This week: a primary teacher in Yorkshire
I didn't do that well at school. When I say I didn't do too well, what I mean is that I achieved five GCSE grades at C or above. I passed all the others too, but they consisted of a few Ds, Es ... you know how it goes. I shuffled into a place at sixth-form and managed to scrape one pass out of the experience.
My excuse is that I simply wasn't ready to learn. Some people aren't - it took me until my mid-20s to realise I was ready to work at somewhere near the academic level I knew I was capable of.
After flirting with the idea of an access course in nursing (but eventually enrolling on the education course) and achieving a degree in education with honours and qualified teacher status, I began to teach. The whole process of becoming a teacher took me five years. A long time, don't you think?
Bearing this in mind, I was somewhat surprised to find in my first year that I would be taking on the role of a nurse by administering drugs to a diabetic three times a day - and as and when they were needed - having had no medical training.
I had a meeting with the child's nurse, headteacher, my teaching assistant and parents. It lasted over an hour and was a training session on how to use the child's intravenous insulin, his Bluetooth widget and cannula injection thingy.

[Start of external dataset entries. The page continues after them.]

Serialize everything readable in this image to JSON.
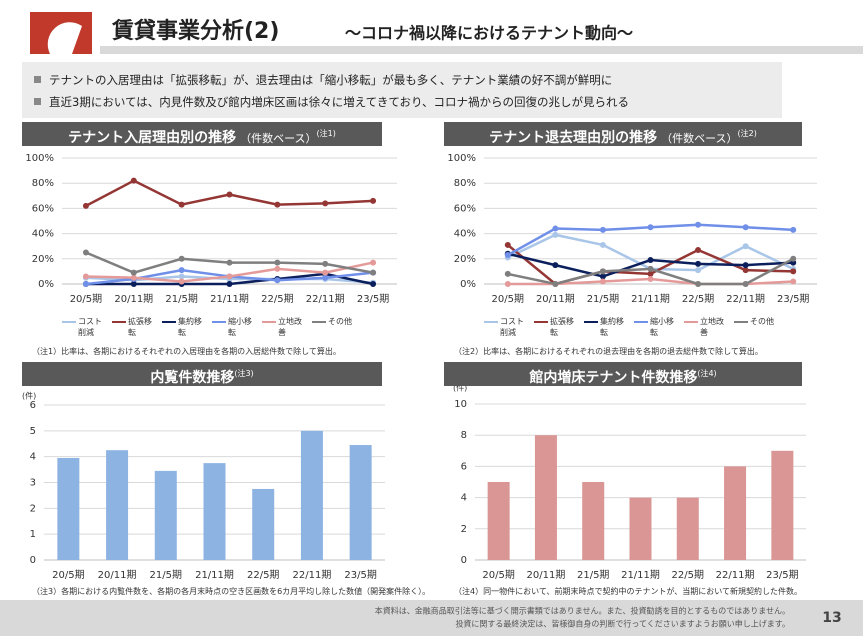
{
  "header": {
    "title": "賃貸事業分析(2)",
    "subtitle": "～コロナ禍以降におけるテナント動向～"
  },
  "bullets": [
    "テナントの入居理由は「拡張移転」が、退去理由は「縮小移転」が最も多く、テナント業績の好不調が鮮明に",
    "直近3期においては、内見件数及び館内増床区画は徐々に増えてきており、コロナ禍からの回復の兆しが見られる"
  ],
  "chart_data": [
    {
      "type": "line",
      "title": "テナント入居理由別の推移",
      "subtitle": "（件数ベース）",
      "note_mark": "(注1)",
      "categories": [
        "20/5期",
        "20/11期",
        "21/5期",
        "21/11期",
        "22/5期",
        "22/11期",
        "23/5期"
      ],
      "series": [
        {
          "name": "コスト削減",
          "color": "#a9c6e8",
          "values": [
            5,
            3,
            6,
            4,
            4,
            4,
            1
          ]
        },
        {
          "name": "拡張移転",
          "color": "#943634",
          "values": [
            62,
            82,
            63,
            71,
            63,
            64,
            66
          ]
        },
        {
          "name": "集約移転",
          "color": "#0b1f5c",
          "values": [
            0,
            0,
            0,
            0,
            4,
            8,
            0
          ]
        },
        {
          "name": "縮小移転",
          "color": "#6f8fe8",
          "values": [
            0,
            4,
            11,
            6,
            3,
            5,
            9
          ]
        },
        {
          "name": "立地改善",
          "color": "#e59a9a",
          "values": [
            6,
            5,
            2,
            6,
            12,
            9,
            17
          ]
        },
        {
          "name": "その他",
          "color": "#7f7f7f",
          "values": [
            25,
            9,
            20,
            17,
            17,
            16,
            9
          ]
        }
      ],
      "ylim": [
        0,
        100
      ],
      "yticks": [
        {
          "value": 0,
          "label": "0%"
        },
        {
          "value": 20,
          "label": "20%"
        },
        {
          "value": 40,
          "label": "40%"
        },
        {
          "value": 60,
          "label": "60%"
        },
        {
          "value": 80,
          "label": "80%"
        },
        {
          "value": 100,
          "label": "100%"
        }
      ],
      "grid": true,
      "footnote": "（注1）比率は、各期におけるそれぞれの入居理由を各期の入居総件数で除して算出。"
    },
    {
      "type": "line",
      "title": "テナント退去理由別の推移",
      "subtitle": "（件数ベース）",
      "note_mark": "(注2)",
      "categories": [
        "20/5期",
        "20/11期",
        "21/5期",
        "21/11期",
        "22/5期",
        "22/11期",
        "23/5期"
      ],
      "series": [
        {
          "name": "コスト削減",
          "color": "#a9c6e8",
          "values": [
            21,
            39,
            31,
            12,
            11,
            30,
            12
          ]
        },
        {
          "name": "拡張移転",
          "color": "#943634",
          "values": [
            31,
            0,
            10,
            8,
            27,
            11,
            10
          ]
        },
        {
          "name": "集約移転",
          "color": "#0b1f5c",
          "values": [
            24,
            15,
            6,
            19,
            16,
            15,
            17
          ]
        },
        {
          "name": "縮小移転",
          "color": "#6f8fe8",
          "values": [
            23,
            44,
            43,
            45,
            47,
            45,
            43
          ]
        },
        {
          "name": "立地改善",
          "color": "#e59a9a",
          "values": [
            0,
            0,
            2,
            4,
            0,
            0,
            2
          ]
        },
        {
          "name": "その他",
          "color": "#7f7f7f",
          "values": [
            8,
            0,
            10,
            12,
            0,
            0,
            20
          ]
        }
      ],
      "ylim": [
        0,
        100
      ],
      "yticks": [
        {
          "value": 0,
          "label": "0%"
        },
        {
          "value": 20,
          "label": "20%"
        },
        {
          "value": 40,
          "label": "40%"
        },
        {
          "value": 60,
          "label": "60%"
        },
        {
          "value": 80,
          "label": "80%"
        },
        {
          "value": 100,
          "label": "100%"
        }
      ],
      "grid": true,
      "footnote": "（注2）比率は、各期におけるそれぞれの退去理由を各期の退去総件数で除して算出。"
    },
    {
      "type": "bar",
      "title": "内覧件数推移",
      "note_mark": "(注3)",
      "unit": "(件)",
      "categories": [
        "20/5期",
        "20/11期",
        "21/5期",
        "21/11期",
        "22/5期",
        "22/11期",
        "23/5期"
      ],
      "values": [
        3.95,
        4.25,
        3.45,
        3.75,
        2.75,
        5.0,
        4.45
      ],
      "color": "#8db3e2",
      "ylim": [
        0,
        6
      ],
      "yticks": [
        0,
        1,
        2,
        3,
        4,
        5,
        6
      ],
      "grid": true,
      "footnote": "（注3）各期における内覧件数を、各期の各月末時点の空き区画数を6カ月平均し除した数値（開発案件除く）。"
    },
    {
      "type": "bar",
      "title": "館内増床テナント件数推移",
      "note_mark": "(注4)",
      "unit": "(件)",
      "categories": [
        "20/5期",
        "20/11期",
        "21/5期",
        "21/11期",
        "22/5期",
        "22/11期",
        "23/5期"
      ],
      "values": [
        5,
        8,
        5,
        4,
        4,
        6,
        7
      ],
      "color": "#d99694",
      "ylim": [
        0,
        10
      ],
      "yticks": [
        0,
        2,
        4,
        6,
        8,
        10
      ],
      "grid": true,
      "footnote": "（注4）同一物件において、前期末時点で契約中のテナントが、当期において新規契約した件数。"
    }
  ],
  "footer": {
    "lines": [
      "本資料は、金融商品取引法等に基づく開示書類ではありません。また、投資勧誘を目的とするものではありません。",
      "投資に関する最終決定は、皆様御自身の判断で行ってくださいますようお願い申し上げます。"
    ],
    "page": "13"
  }
}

I couldn't get my head around the units of insulin required, what to do if the child was hypo, hyper, or just plain hyperactive. I didn't understand what the various pieces of equipment really did, or how to read them in the first place. I struggled with the huge responsibility - and it is huge - of administering the insulin and simply getting it right. The risks involved were colossal: get it wrong and the child could enter some kind of diabetic coma or worse. That never happened, but then again that's not the point.

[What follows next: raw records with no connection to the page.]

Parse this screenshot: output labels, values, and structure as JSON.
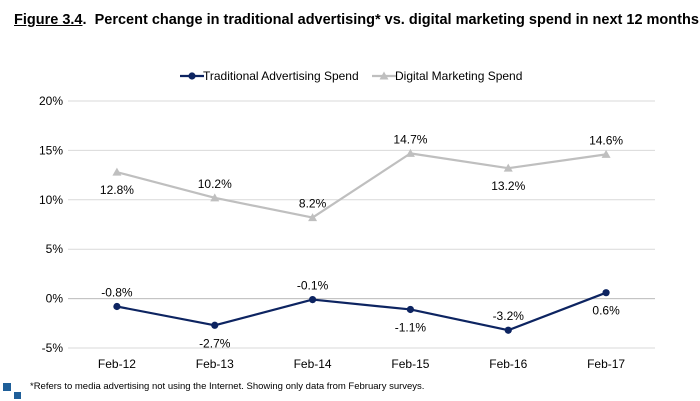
{
  "figure": {
    "number": "Figure 3.4",
    "title": "Percent change in traditional advertising* vs. digital marketing spend in next 12 months",
    "footnote": "*Refers to media advertising not using the Internet. Showing only data from February surveys."
  },
  "chart_data": {
    "type": "line",
    "title": "Percent change in traditional advertising* vs. digital marketing spend in next 12 months",
    "xlabel": "",
    "ylabel": "",
    "categories": [
      "Feb-12",
      "Feb-13",
      "Feb-14",
      "Feb-15",
      "Feb-16",
      "Feb-17"
    ],
    "ylim": [
      -5,
      20
    ],
    "yticks": [
      -5,
      0,
      5,
      10,
      15,
      20
    ],
    "ytick_labels": [
      "-5%",
      "0%",
      "5%",
      "10%",
      "15%",
      "20%"
    ],
    "grid": true,
    "legend": "top",
    "series": [
      {
        "name": "Traditional Advertising Spend",
        "values": [
          -0.8,
          -2.7,
          -0.1,
          -1.1,
          -3.2,
          0.6
        ],
        "labels": [
          "-0.8%",
          "-2.7%",
          "-0.1%",
          "-1.1%",
          "-3.2%",
          "0.6%"
        ],
        "label_pos": [
          "above",
          "below",
          "above",
          "below",
          "above",
          "below"
        ],
        "color": "#0d2461",
        "marker": "circle"
      },
      {
        "name": "Digital Marketing Spend",
        "values": [
          12.8,
          10.2,
          8.2,
          14.7,
          13.2,
          14.6
        ],
        "labels": [
          "12.8%",
          "10.2%",
          "8.2%",
          "14.7%",
          "13.2%",
          "14.6%"
        ],
        "label_pos": [
          "below",
          "above",
          "above",
          "above",
          "below",
          "above"
        ],
        "color": "#bfbfbf",
        "marker": "triangle"
      }
    ]
  }
}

I had to count the child's calories, measure what he ate and when (which involved sitting with him while he ate lunch to ensure he didn't have something he shouldn't have had) and then enter the information correctly into the Bluetooth thingy.
I can't repeat it enough, but all this without a sniff of a first-aid certificate. I may sound like a whiner to many of you, moaning about my responsibilities as a teacher. But this is the problem: I'm a teacher, not a nurse. I didn't want to administer drugs to a child, and I certainly didn't want that level of responsibility in my NQT year. I'm not convinced I would like it now. Not ever, in fact.
What can one do, though? Is it fair to become a conscientious objector in your own classroom when dealing with the needs of the children you're there to teach? Maybe I should have considered the access course to nursing after all.